Agora, aqui queria lançar uma ideia bastante especulativa: o que poderia acontecer se ao blockchain por trás do dólar (ou real) digital fossem somadas capacidades de inteligência artificial?
Se o blockchain for "populado" com uma gama suficiente vasta de informações (que podem obviamente ser suplementadas por outras fontes), poderíamos imaginar algoritmos embutidos em contratos inteligentes fazendo a intermediação entre depósitos digitais e seus usos na economia privada.
A liquidez e remuneração dos contratos seriam determinados em tempo real em mercados eletrônicos que, em picos de demanda por menor risco, podem "in extremis" recorrer a uma janela de redesconto automática gerida pelo banco central que (como hoje) mantém sua capacidade de criar dinheiro público sem limite.

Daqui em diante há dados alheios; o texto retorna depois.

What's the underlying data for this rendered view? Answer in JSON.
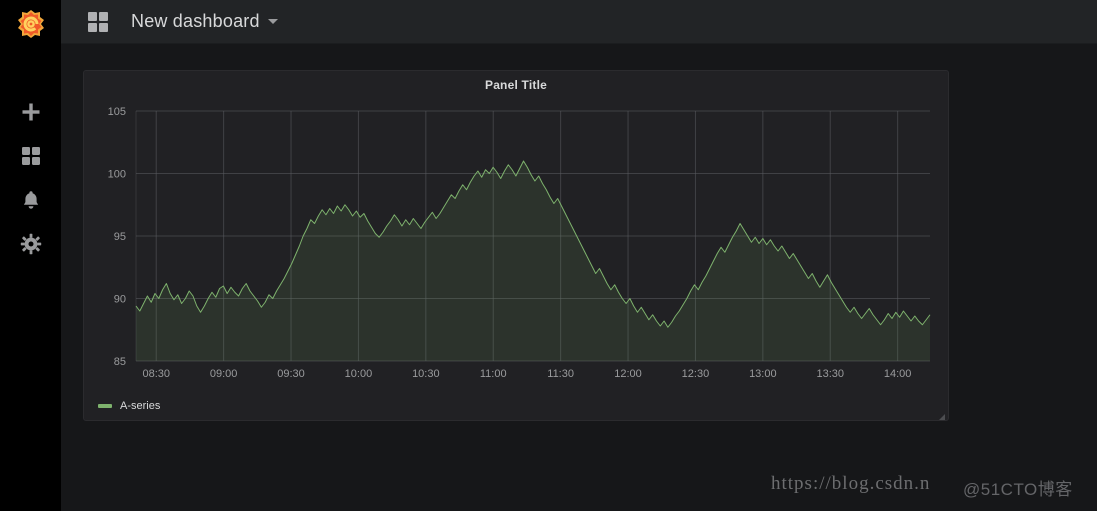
{
  "sidebar": {
    "brand_icon": "grafana-logo-icon",
    "items": [
      {
        "icon": "plus-icon",
        "label": "Create"
      },
      {
        "icon": "dashboards-grid-icon",
        "label": "Dashboards"
      },
      {
        "icon": "bell-icon",
        "label": "Alerting"
      },
      {
        "icon": "gear-icon",
        "label": "Configuration"
      }
    ]
  },
  "navbar": {
    "dashboard_icon": "dashboard-grid-icon",
    "title": "New dashboard",
    "caret_icon": "chevron-down-icon"
  },
  "panel": {
    "title": "Panel Title",
    "resize_handle_icon": "resize-handle-icon"
  },
  "watermark": {
    "url": "https://blog.csdn.n",
    "author": "@51CTO博客"
  },
  "colors": {
    "series_green": "#7eb26d",
    "panel_bg": "#212124",
    "page_bg": "#161719",
    "grid": "#5a5c61",
    "text": "#d8d9da",
    "axis_text": "#9a9b9d"
  },
  "chart_data": {
    "type": "area",
    "title": "Panel Title",
    "xlabel": "",
    "ylabel": "",
    "ylim": [
      85,
      105
    ],
    "yticks": [
      85,
      90,
      95,
      100,
      105
    ],
    "xticks": [
      "08:30",
      "09:00",
      "09:30",
      "10:00",
      "10:30",
      "11:00",
      "11:30",
      "12:00",
      "12:30",
      "13:00",
      "13:30",
      "14:00"
    ],
    "x_start": "08:22",
    "x_end": "14:18",
    "grid": true,
    "legend_position": "bottom-left",
    "fill_opacity": 0.12,
    "line_width": 1,
    "series": [
      {
        "name": "A-series",
        "color": "#7eb26d",
        "values": [
          89.4,
          89.0,
          89.6,
          90.2,
          89.7,
          90.4,
          90.0,
          90.7,
          91.2,
          90.4,
          89.9,
          90.3,
          89.6,
          90.0,
          90.6,
          90.2,
          89.4,
          88.9,
          89.4,
          90.0,
          90.5,
          90.1,
          90.8,
          91.0,
          90.4,
          90.9,
          90.5,
          90.2,
          90.8,
          91.2,
          90.6,
          90.2,
          89.8,
          89.3,
          89.7,
          90.3,
          90.0,
          90.6,
          91.1,
          91.6,
          92.2,
          92.8,
          93.5,
          94.2,
          95.0,
          95.6,
          96.3,
          96.0,
          96.6,
          97.1,
          96.7,
          97.2,
          96.8,
          97.4,
          97.0,
          97.5,
          97.1,
          96.6,
          97.0,
          96.5,
          96.8,
          96.2,
          95.7,
          95.2,
          94.9,
          95.3,
          95.8,
          96.2,
          96.7,
          96.3,
          95.8,
          96.3,
          95.9,
          96.4,
          96.0,
          95.6,
          96.1,
          96.5,
          96.9,
          96.4,
          96.8,
          97.3,
          97.8,
          98.3,
          98.0,
          98.6,
          99.1,
          98.7,
          99.3,
          99.8,
          100.2,
          99.7,
          100.3,
          100.0,
          100.5,
          100.1,
          99.6,
          100.2,
          100.7,
          100.3,
          99.8,
          100.4,
          101.0,
          100.5,
          99.9,
          99.4,
          99.8,
          99.2,
          98.7,
          98.1,
          97.6,
          98.0,
          97.4,
          96.8,
          96.2,
          95.6,
          95.0,
          94.4,
          93.8,
          93.2,
          92.6,
          92.0,
          92.4,
          91.8,
          91.2,
          90.7,
          91.1,
          90.5,
          90.0,
          89.6,
          90.0,
          89.4,
          88.9,
          89.3,
          88.8,
          88.3,
          88.7,
          88.2,
          87.8,
          88.2,
          87.7,
          88.1,
          88.6,
          89.0,
          89.5,
          90.0,
          90.6,
          91.1,
          90.7,
          91.3,
          91.8,
          92.4,
          93.0,
          93.6,
          94.1,
          93.7,
          94.3,
          94.9,
          95.4,
          96.0,
          95.5,
          95.0,
          94.5,
          94.9,
          94.4,
          94.8,
          94.3,
          94.7,
          94.2,
          93.8,
          94.2,
          93.7,
          93.2,
          93.6,
          93.1,
          92.6,
          92.1,
          91.6,
          92.0,
          91.4,
          90.9,
          91.4,
          91.9,
          91.3,
          90.8,
          90.3,
          89.8,
          89.3,
          88.9,
          89.3,
          88.8,
          88.4,
          88.8,
          89.2,
          88.7,
          88.3,
          87.9,
          88.3,
          88.8,
          88.4,
          88.9,
          88.5,
          89.0,
          88.6,
          88.2,
          88.6,
          88.2,
          87.9,
          88.3,
          88.7
        ]
      }
    ]
  }
}
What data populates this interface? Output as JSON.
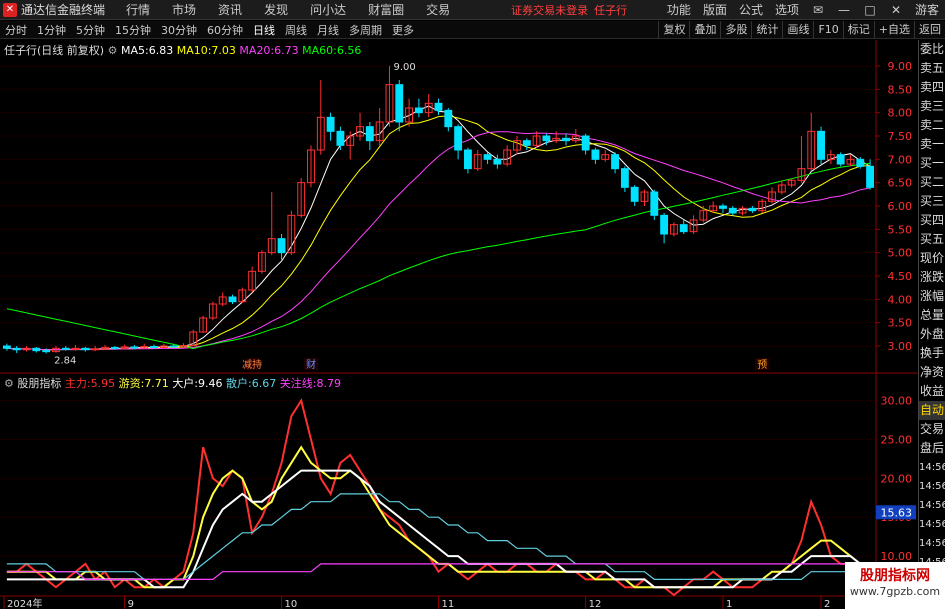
{
  "titlebar": {
    "app_name": "通达信金融终端",
    "menus": [
      "行情",
      "市场",
      "资讯",
      "发现",
      "问小达",
      "财富圈",
      "交易"
    ],
    "warning": "证券交易未登录",
    "stock": "任子行",
    "right_menus": [
      "功能",
      "版面",
      "公式",
      "选项"
    ],
    "user": "游客"
  },
  "toolbar": {
    "periods": [
      "分时",
      "1分钟",
      "5分钟",
      "15分钟",
      "30分钟",
      "60分钟",
      "日线",
      "周线",
      "月线",
      "多周期",
      "更多"
    ],
    "active": "日线",
    "right_buttons": [
      "复权",
      "叠加",
      "多股",
      "统计",
      "画线",
      "F10",
      "标记",
      "+自选",
      "返回"
    ]
  },
  "main_legend": {
    "title": "任子行(日线 前复权)",
    "ma": [
      {
        "label": "MA5:",
        "value": "6.83",
        "color": "#ffffff"
      },
      {
        "label": "MA10:",
        "value": "7.03",
        "color": "#ffff00"
      },
      {
        "label": "MA20:",
        "value": "6.73",
        "color": "#ff40ff"
      },
      {
        "label": "MA60:",
        "value": "6.56",
        "color": "#00ff00"
      }
    ]
  },
  "sub_legend": {
    "title": "股朋指标",
    "items": [
      {
        "label": "主力:",
        "value": "5.95",
        "color": "#ff3030"
      },
      {
        "label": "游资:",
        "value": "7.71",
        "color": "#ffff40"
      },
      {
        "label": "大户:",
        "value": "9.46",
        "color": "#ffffff"
      },
      {
        "label": "散户:",
        "value": "6.67",
        "color": "#60d0e0"
      },
      {
        "label": "关注线:",
        "value": "8.79",
        "color": "#ff40ff"
      }
    ]
  },
  "price_axis": [
    "9.00",
    "8.50",
    "8.00",
    "7.50",
    "7.00",
    "6.50",
    "6.00",
    "5.50",
    "5.00",
    "4.50",
    "4.00",
    "3.50",
    "3.00"
  ],
  "sub_axis": [
    "30.00",
    "25.00",
    "20.00",
    "15.00",
    "10.00"
  ],
  "sub_axis_highlight": "15.63",
  "annotations": {
    "high": "9.00",
    "low": "2.84"
  },
  "event_markers": [
    {
      "text": "减持",
      "color": "#ff8040"
    },
    {
      "text": "财",
      "color": "#6090ff"
    },
    {
      "text": "预",
      "color": "#ffa020"
    }
  ],
  "date_axis": [
    "2024年",
    "9",
    "10",
    "11",
    "12",
    "1",
    "2"
  ],
  "right_panel": [
    "委比",
    "卖五",
    "卖四",
    "卖三",
    "卖二",
    "卖一",
    "买一",
    "买二",
    "买三",
    "买四",
    "买五",
    "现价",
    "涨跌",
    "涨幅",
    "总量",
    "外盘",
    "换手",
    "净资",
    "收益",
    "自动",
    "交易",
    "盘后",
    "14:56",
    "14:56",
    "14:56",
    "14:56",
    "14:56",
    "14:56",
    "14:56"
  ],
  "right_panel_highlight": "自动",
  "watermark": {
    "title": "股朋指标网",
    "url": "www.7gpzb.com"
  },
  "colors": {
    "up": "#ff3030",
    "down": "#00e0ff",
    "background": "#000000",
    "grid": "#400000"
  },
  "chart_data": {
    "type": "candlestick",
    "price_range": [
      2.7,
      9.3
    ],
    "candles": [
      [
        3.0,
        2.95,
        3.05,
        2.9
      ],
      [
        2.95,
        2.92,
        3.0,
        2.85
      ],
      [
        2.92,
        2.95,
        3.0,
        2.88
      ],
      [
        2.95,
        2.9,
        2.98,
        2.86
      ],
      [
        2.9,
        2.88,
        2.95,
        2.84
      ],
      [
        2.88,
        2.95,
        3.0,
        2.86
      ],
      [
        2.95,
        2.93,
        3.0,
        2.9
      ],
      [
        2.93,
        2.95,
        3.02,
        2.9
      ],
      [
        2.95,
        2.92,
        2.98,
        2.88
      ],
      [
        2.92,
        2.94,
        3.0,
        2.89
      ],
      [
        2.94,
        2.97,
        3.02,
        2.92
      ],
      [
        2.97,
        2.95,
        3.0,
        2.92
      ],
      [
        2.95,
        2.98,
        3.03,
        2.93
      ],
      [
        2.98,
        2.96,
        3.02,
        2.93
      ],
      [
        2.96,
        2.99,
        3.05,
        2.94
      ],
      [
        2.99,
        2.97,
        3.03,
        2.94
      ],
      [
        2.97,
        3.0,
        3.05,
        2.95
      ],
      [
        3.0,
        2.98,
        3.04,
        2.95
      ],
      [
        2.98,
        3.01,
        3.06,
        2.96
      ],
      [
        3.01,
        3.3,
        3.35,
        3.0
      ],
      [
        3.3,
        3.6,
        3.65,
        3.28
      ],
      [
        3.6,
        3.9,
        3.95,
        3.55
      ],
      [
        3.9,
        4.05,
        4.15,
        3.85
      ],
      [
        4.05,
        3.95,
        4.1,
        3.9
      ],
      [
        3.95,
        4.2,
        4.25,
        3.92
      ],
      [
        4.2,
        4.6,
        4.7,
        4.15
      ],
      [
        4.6,
        5.0,
        5.05,
        4.55
      ],
      [
        5.0,
        5.3,
        6.3,
        4.95
      ],
      [
        5.3,
        5.0,
        5.4,
        4.85
      ],
      [
        5.0,
        5.8,
        5.9,
        4.95
      ],
      [
        5.8,
        6.5,
        6.6,
        5.75
      ],
      [
        6.5,
        7.2,
        7.3,
        6.4
      ],
      [
        7.2,
        7.9,
        8.7,
        7.1
      ],
      [
        7.9,
        7.6,
        8.0,
        7.4
      ],
      [
        7.6,
        7.3,
        7.7,
        7.2
      ],
      [
        7.3,
        7.5,
        7.6,
        7.0
      ],
      [
        7.5,
        7.7,
        8.0,
        7.4
      ],
      [
        7.7,
        7.4,
        7.8,
        7.2
      ],
      [
        7.4,
        7.8,
        8.1,
        7.3
      ],
      [
        7.8,
        8.6,
        9.0,
        7.7
      ],
      [
        8.6,
        7.8,
        8.7,
        7.6
      ],
      [
        7.8,
        8.1,
        8.3,
        7.7
      ],
      [
        8.1,
        8.0,
        8.3,
        7.9
      ],
      [
        8.0,
        8.2,
        8.4,
        7.9
      ],
      [
        8.2,
        8.05,
        8.3,
        7.95
      ],
      [
        8.05,
        7.7,
        8.1,
        7.6
      ],
      [
        7.7,
        7.2,
        7.75,
        7.0
      ],
      [
        7.2,
        6.8,
        7.25,
        6.7
      ],
      [
        6.8,
        7.1,
        7.2,
        6.75
      ],
      [
        7.1,
        7.0,
        7.15,
        6.9
      ],
      [
        7.0,
        6.9,
        7.1,
        6.8
      ],
      [
        6.9,
        7.2,
        7.3,
        6.85
      ],
      [
        7.2,
        7.4,
        7.5,
        7.1
      ],
      [
        7.4,
        7.3,
        7.45,
        7.2
      ],
      [
        7.3,
        7.5,
        7.6,
        7.25
      ],
      [
        7.5,
        7.4,
        7.55,
        7.3
      ],
      [
        7.4,
        7.45,
        7.6,
        7.35
      ],
      [
        7.45,
        7.4,
        7.55,
        7.3
      ],
      [
        7.4,
        7.5,
        7.65,
        7.35
      ],
      [
        7.5,
        7.2,
        7.55,
        7.1
      ],
      [
        7.2,
        7.0,
        7.25,
        6.9
      ],
      [
        7.0,
        7.1,
        7.2,
        6.95
      ],
      [
        7.1,
        6.8,
        7.15,
        6.7
      ],
      [
        6.8,
        6.4,
        6.85,
        6.3
      ],
      [
        6.4,
        6.1,
        6.45,
        6.0
      ],
      [
        6.1,
        6.3,
        6.35,
        6.0
      ],
      [
        6.3,
        5.8,
        6.35,
        5.7
      ],
      [
        5.8,
        5.4,
        5.85,
        5.2
      ],
      [
        5.4,
        5.6,
        5.65,
        5.35
      ],
      [
        5.6,
        5.45,
        5.7,
        5.4
      ],
      [
        5.45,
        5.7,
        5.8,
        5.4
      ],
      [
        5.7,
        5.9,
        6.0,
        5.65
      ],
      [
        5.9,
        6.0,
        6.1,
        5.85
      ],
      [
        6.0,
        5.95,
        6.05,
        5.85
      ],
      [
        5.95,
        5.85,
        6.0,
        5.8
      ],
      [
        5.85,
        5.95,
        6.0,
        5.8
      ],
      [
        5.95,
        5.9,
        6.0,
        5.85
      ],
      [
        5.9,
        6.1,
        6.15,
        5.85
      ],
      [
        6.1,
        6.3,
        6.4,
        6.05
      ],
      [
        6.3,
        6.45,
        6.55,
        6.25
      ],
      [
        6.45,
        6.55,
        6.6,
        6.4
      ],
      [
        6.55,
        6.8,
        7.5,
        6.5
      ],
      [
        6.8,
        7.6,
        8.0,
        6.75
      ],
      [
        7.6,
        7.0,
        7.7,
        6.9
      ],
      [
        7.0,
        7.1,
        7.2,
        6.9
      ],
      [
        7.1,
        6.9,
        7.15,
        6.85
      ],
      [
        6.9,
        7.0,
        7.1,
        6.85
      ],
      [
        7.0,
        6.85,
        7.05,
        6.8
      ],
      [
        6.85,
        6.4,
        7.0,
        6.35
      ]
    ]
  },
  "indicator_data": {
    "type": "line",
    "range": [
      5,
      32
    ],
    "series": [
      {
        "name": "主力",
        "color": "#ff3030",
        "values": [
          8,
          8,
          9,
          8,
          7,
          6,
          7,
          8,
          9,
          7,
          8,
          6,
          7,
          6,
          6,
          7,
          6,
          7,
          8,
          13,
          24,
          20,
          19,
          21,
          20,
          13,
          15,
          18,
          22,
          28,
          30,
          25,
          20,
          18,
          22,
          23,
          21,
          19,
          16,
          15,
          14,
          12,
          11,
          10,
          8,
          9,
          8,
          7,
          8,
          9,
          8,
          8,
          9,
          9,
          8,
          8,
          9,
          8,
          8,
          7,
          7,
          8,
          7,
          6,
          6,
          7,
          6,
          6,
          5,
          6,
          7,
          7,
          8,
          7,
          6,
          6,
          6,
          7,
          7,
          8,
          9,
          12,
          17,
          14,
          10,
          9,
          9,
          8,
          6
        ]
      },
      {
        "name": "游资",
        "color": "#ffff40",
        "values": [
          8,
          8,
          8,
          8,
          8,
          7,
          7,
          7,
          8,
          8,
          7,
          7,
          7,
          7,
          6,
          6,
          6,
          7,
          7,
          10,
          15,
          18,
          20,
          21,
          20,
          17,
          16,
          17,
          20,
          22,
          24,
          22,
          21,
          20,
          20,
          21,
          20,
          18,
          16,
          14,
          13,
          12,
          11,
          10,
          9,
          9,
          8,
          8,
          8,
          8,
          8,
          8,
          8,
          8,
          8,
          8,
          8,
          8,
          8,
          8,
          7,
          7,
          7,
          7,
          6,
          6,
          6,
          6,
          6,
          6,
          6,
          6,
          6,
          7,
          7,
          7,
          7,
          7,
          8,
          8,
          9,
          10,
          11,
          12,
          12,
          11,
          10,
          9,
          8
        ]
      },
      {
        "name": "大户",
        "color": "#ffffff",
        "values": [
          7,
          7,
          7,
          7,
          7,
          7,
          7,
          7,
          7,
          7,
          7,
          7,
          7,
          7,
          7,
          6,
          6,
          6,
          6,
          8,
          11,
          14,
          16,
          17,
          18,
          17,
          17,
          18,
          19,
          20,
          21,
          21,
          21,
          21,
          21,
          21,
          20,
          19,
          17,
          16,
          15,
          14,
          13,
          12,
          11,
          10,
          10,
          9,
          9,
          9,
          9,
          9,
          9,
          9,
          9,
          9,
          9,
          8,
          8,
          8,
          8,
          8,
          7,
          7,
          7,
          7,
          6,
          6,
          6,
          6,
          6,
          6,
          6,
          6,
          6,
          7,
          7,
          7,
          7,
          8,
          8,
          9,
          10,
          10,
          10,
          10,
          10,
          9,
          9
        ]
      },
      {
        "name": "散户",
        "color": "#60d0e0",
        "values": [
          9,
          9,
          9,
          9,
          9,
          8,
          8,
          8,
          8,
          8,
          8,
          8,
          8,
          8,
          7,
          7,
          7,
          7,
          7,
          8,
          9,
          10,
          11,
          12,
          13,
          13,
          14,
          14,
          15,
          16,
          16,
          17,
          17,
          17,
          18,
          18,
          18,
          18,
          18,
          17,
          17,
          16,
          16,
          15,
          15,
          14,
          14,
          13,
          13,
          12,
          12,
          12,
          11,
          11,
          11,
          10,
          10,
          10,
          9,
          9,
          9,
          9,
          8,
          8,
          8,
          8,
          7,
          7,
          7,
          7,
          7,
          7,
          7,
          7,
          7,
          7,
          7,
          7,
          7,
          7,
          7,
          7,
          8,
          8,
          8,
          8,
          8,
          8,
          9
        ]
      },
      {
        "name": "关注线",
        "color": "#ff40ff",
        "values": [
          8,
          8,
          8,
          8,
          8,
          8,
          8,
          8,
          7,
          7,
          7,
          7,
          7,
          7,
          7,
          7,
          7,
          7,
          7,
          7,
          7,
          7,
          8,
          8,
          8,
          8,
          8,
          8,
          8,
          8,
          8,
          8,
          9,
          9,
          9,
          9,
          9,
          9,
          9,
          9,
          9,
          9,
          9,
          9,
          9,
          9,
          9,
          9,
          9,
          9,
          9,
          9,
          9,
          9,
          9,
          9,
          9,
          9,
          9,
          9,
          9,
          9,
          9,
          9,
          9,
          9,
          9,
          9,
          9,
          9,
          9,
          9,
          9,
          9,
          9,
          9,
          9,
          9,
          9,
          9,
          9,
          9,
          9,
          9,
          9,
          9,
          9,
          9,
          9
        ]
      }
    ]
  }
}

A estrutura de blockchain permitiria um acesso instantâneo e totalmente transparente para o banco central a todo o sistema financeiro, já que tudo está "on chain". Não haveria mais a necessidade da fiscalização individual e muitas vezes tardia de cada banco ou fundo. Todas as posições - inclusive a das empresas e consumidores - estariam disponíveis em tempo real, permitindo mudanças de spreads/juros de forma automática para deixar o sistema sempre em equilíbrio. O mítico leiloeiro walrasiano seria incorporado de forma algorítmica.
Obviamente há muito o que se pensar aqui, mas não vejo um problema inerente em imaginar essa transformação sugerida por tecnologias já existentes. Há muita névoa ainda, mas no horizonte já podemos ver o futuro do dinheiro.